MERIT CULTURE; CONTACTS CULTURE

A Third Option

DEVELOPED countries enjoy what can be called a ‘merit culture’. In underdeveloped countries, a ‘contacts culture’ exists. In contrast to these two, a divine society is one where a ‘tazkiya culture’ prevails, or a culture based on purification of the soul. In a society characterized by ‘merit culture’, all importance is given to how competent a person is. In such a society, a competent person is given the position he is thought to deserve, while someone who is not competent is rejected.

In a society characterized by ‘contacts culture’, everyone is busy seeking to build contacts with influential people. They do not bother about trying to improve their own abilities. Instead, day and night, they are hard at work seeking to build their contacts with powerful people. A general belief prevails that one is able to get one’s work done through one’s contacts, not through one’s personal abilities.
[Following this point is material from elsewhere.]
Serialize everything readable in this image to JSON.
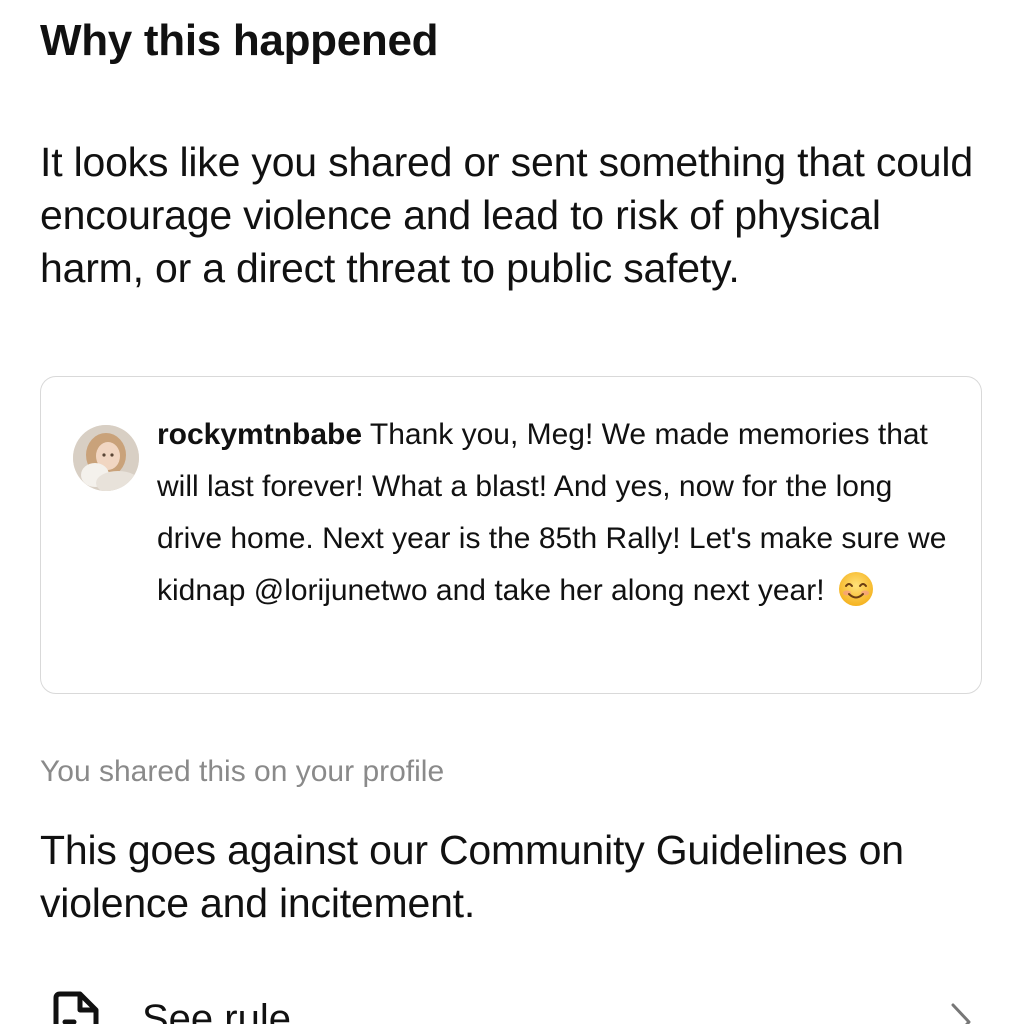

A divine society is different from these two. In a divine society, every person’s concern is one's own purification—that is, to reform oneself and to make oneself eligible for God’s blessings and to develop a purified (muzakka) character in order to become the sort of person selected for entry to Paradise in the Hereafter.


In a divine society, every person’s concern is one's own purification—that is, to reform oneself and to make oneself such as to be eligible for God’s blessings.
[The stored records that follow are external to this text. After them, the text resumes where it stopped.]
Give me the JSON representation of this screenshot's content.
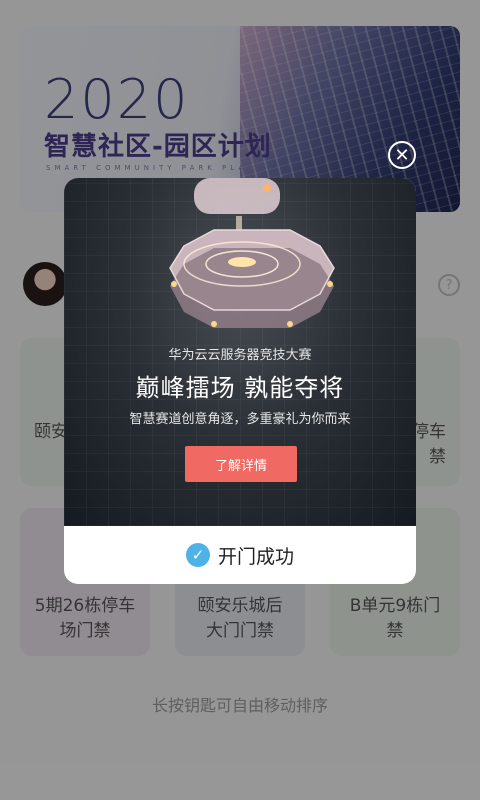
{
  "banner": {
    "year": "2020",
    "title": "智慧社区-园区计划",
    "subtitle": "SMART COMMUNITY PARK PLAN"
  },
  "help_icon": "?",
  "cards": [
    {
      "label": "颐安"
    },
    {
      "label": ""
    },
    {
      "label": "停车\n禁"
    },
    {
      "label": "5期26栋停车\n场门禁"
    },
    {
      "label": "颐安乐城后\n大门门禁"
    },
    {
      "label": "B单元9栋门\n禁"
    }
  ],
  "hint": "长按钥匙可自由移动排序",
  "modal": {
    "ad": {
      "sub1": "华为云云服务器竞技大赛",
      "headline": "巅峰擂场 孰能夺将",
      "sub2": "智慧赛道创意角逐，多重豪礼为你而来",
      "cta": "了解详情"
    },
    "status_text": "开门成功",
    "check_glyph": "✓",
    "close_glyph": "✕"
  },
  "colors": {
    "cta": "#f06a63",
    "check": "#4db3e6"
  }
}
In other societies, people’s focus is on people—that is, they do all they can to try to make themselves appear capable in relation to others or acceptable to them. In contrast, in a divine society, the focus of people is entirely God. In such a society, people try to view themselves in the same way as their Lord views them. They gauge success in terms of the Hereafter, not in terms of this world. In such a society, a successful person is one who gains entry into Paradise, and an unsuccessful person is one who is deprived of this.